Alan asked me last night if I would lead the walk this morning with Max as my “Back-up”. It would be a demonstration to the students as to how it should be done as well as giving me the opportunity to practice ahead of my “Lead Trails Guide” assessment.
Today was a great example of the need of switching on from the moment you leave camp. As we left the outer firebreak I underlined an elephant track with the toe of my boot, this was to make Max aware of elephant in the area. No sooner had I done that I rounded the corner to find an ele bull feeding on an umbrella thorn (Acacia tortilis).
I moved my guests back to some cover where we could watch him, at this point he came forward and stood in front of us. As he did this I told the guests to stand their ground. He soon turned and left us, at this point I asked Max to lead the group to the safety of the ridge where we watched him saunter down to the flood plain. The encounter was text book.
As we watched from our position of high ground we saw him gate crash a breeding herd’s drinking party down at the Lala Palm trough. This they were not happy with, there was trumpeting and elephants running all over the shot. Given their mood I decided that we would change course and head west, far safer than trying to negotiate an irate breeding herd.
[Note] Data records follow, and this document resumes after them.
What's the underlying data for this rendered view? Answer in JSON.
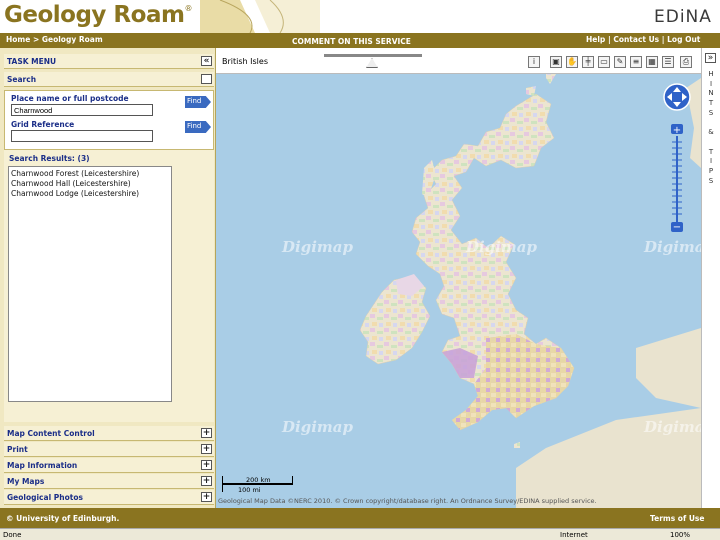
{
  "header": {
    "app_title": "Geology Roam",
    "registered_mark": "®",
    "brand": "EDiNA"
  },
  "nav": {
    "breadcrumb": "Home > Geology Roam",
    "comment_link": "COMMENT ON THIS SERVICE",
    "help": "Help",
    "contact": "Contact Us",
    "logout": "Log Out",
    "separator": "|"
  },
  "left_panel": {
    "task_menu": "TASK MENU",
    "search_title": "Search",
    "place_label": "Place name or full postcode",
    "place_value": "Charnwood",
    "grid_label": "Grid Reference",
    "grid_value": "",
    "find_label": "Find",
    "results_title": "Search Results: (3)",
    "results": [
      "Charnwood Forest (Leicestershire)",
      "Charnwood Hall (Leicestershire)",
      "Charnwood Lodge (Leicestershire)"
    ],
    "sections": [
      "Map Content Control",
      "Print",
      "Map Information",
      "My Maps",
      "Geological Photos"
    ]
  },
  "map": {
    "region": "British Isles",
    "watermark": "Digimap",
    "scale_top": "200 km",
    "scale_bottom": "100 mi",
    "attribution": "Geological Map Data ©NERC 2010. © Crown copyright/database right. An Ordnance Survey/EDINA supplied service.",
    "colors": {
      "sea": "#a9cde6",
      "land": "#e9e3cf",
      "brand": "#8a7420"
    }
  },
  "hints": {
    "letters": [
      "H",
      "I",
      "N",
      "T",
      "S",
      "",
      "&",
      "",
      "T",
      "I",
      "P",
      "S"
    ]
  },
  "footer": {
    "left": "© University of Edinburgh.",
    "right": "Terms of Use"
  },
  "statusbar": {
    "done": "Done",
    "zone": "Internet",
    "zoom": "100%"
  }
}
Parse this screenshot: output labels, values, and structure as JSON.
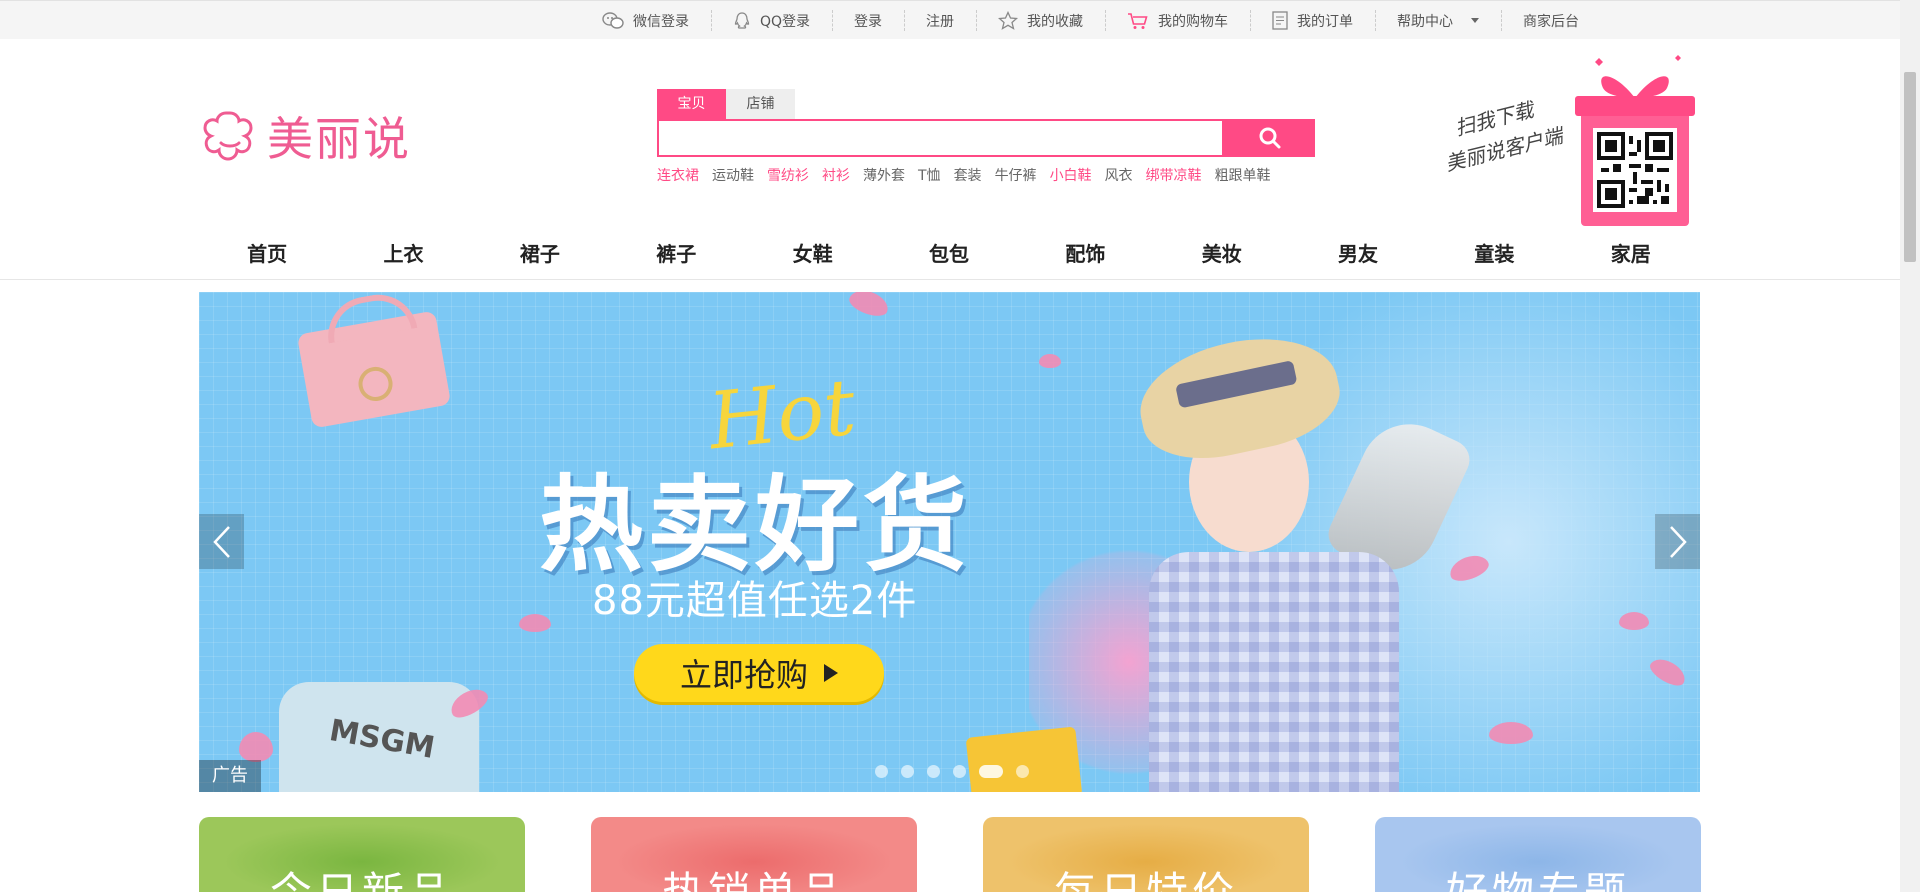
{
  "topbar": {
    "links": [
      {
        "label": "微信登录",
        "icon": "wechat-icon"
      },
      {
        "label": "QQ登录",
        "icon": "qq-icon"
      },
      {
        "label": "登录"
      },
      {
        "label": "注册"
      },
      {
        "label": "我的收藏",
        "icon": "star-icon"
      },
      {
        "label": "我的购物车",
        "icon": "cart-icon"
      },
      {
        "label": "我的订单",
        "icon": "order-icon"
      },
      {
        "label": "帮助中心",
        "icon": "chevron-down-icon"
      },
      {
        "label": "商家后台"
      }
    ]
  },
  "logo": {
    "text": "美丽说"
  },
  "search": {
    "tabs": [
      "宝贝",
      "店铺"
    ],
    "active_tab": "宝贝",
    "value": "",
    "placeholder": "",
    "hot_keywords": [
      {
        "label": "连衣裙",
        "highlight": true
      },
      {
        "label": "运动鞋",
        "highlight": false
      },
      {
        "label": "雪纺衫",
        "highlight": true
      },
      {
        "label": "衬衫",
        "highlight": true
      },
      {
        "label": "薄外套",
        "highlight": false
      },
      {
        "label": "T恤",
        "highlight": false
      },
      {
        "label": "套装",
        "highlight": false
      },
      {
        "label": "牛仔裤",
        "highlight": false
      },
      {
        "label": "小白鞋",
        "highlight": true
      },
      {
        "label": "风衣",
        "highlight": false
      },
      {
        "label": "绑带凉鞋",
        "highlight": true
      },
      {
        "label": "粗跟单鞋",
        "highlight": false
      }
    ]
  },
  "qr": {
    "line1": "扫我下载",
    "line2": "美丽说客户端"
  },
  "nav": [
    "首页",
    "上衣",
    "裙子",
    "裤子",
    "女鞋",
    "包包",
    "配饰",
    "美妆",
    "男友",
    "童装",
    "家居"
  ],
  "banner": {
    "script": "Hot",
    "headline": "热卖好货",
    "subline": "88元超值任选2件",
    "cta": "立即抢购",
    "ad_tag": "广告",
    "tee_text": "MSGM",
    "slide_count": 6,
    "active_slide": 5
  },
  "cards": [
    "今日新品",
    "热销单品",
    "每日特价",
    "好物专题"
  ],
  "colors": {
    "brand": "#ff4a85",
    "logo": "#ef5c92",
    "cta": "#ffd81b",
    "banner_bg": "#7cc8f4"
  }
}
This diversion took us through the lala palm scrub. Normally this wouldn’t have been too much of an issue. However, after missing some lion tracks and then misinterpreting the age of some other ones, they were a lot fresher than I thought, it was not the safe option. A little later on in the walk I was overly cautious when retreating from an encounter with three elephant bulls and chose a new route which ironically put us more at risk. It took us through an area where there was a fourth elephant, a straggler that I didn’t pick up on. No one else saw it other than one student apparently caught a glimpse and Alan heard something.
Once back at camp Alan told me that it wasn’t just a dummy run, it was my actual assessment. He said that I nailed it with the first encounter, it was perfect. My knowledge was good, I got lots of information across, a great example to the students and for enjoyment he gave me 95% – out of principle he never awards full marks. But, I knew there was a “but”, I could sense it, and there was.
Alan couldn’t award me full trails, not because of one mistake outright but the multiple effects of a few mistakes, namely the lion tracks and that fourth elephant which both resulted in me walking in an unsafe area. Looking back it was a tough assessment with little more that could have been thrown at me to test me but I made some stupid mistakes so I didn’t deserve to pass.
Whilst I was gutted not to pass, which of course left me feeling down I was pleased to know that Alan wasn’t just going to give it to me. As it stands I’m NYC, not yet competent. However, the best way to learn is from your mistakes so onwards and upwards. I’ve got another shot at it on Friday so fingers crossed it’s not quite as eventful.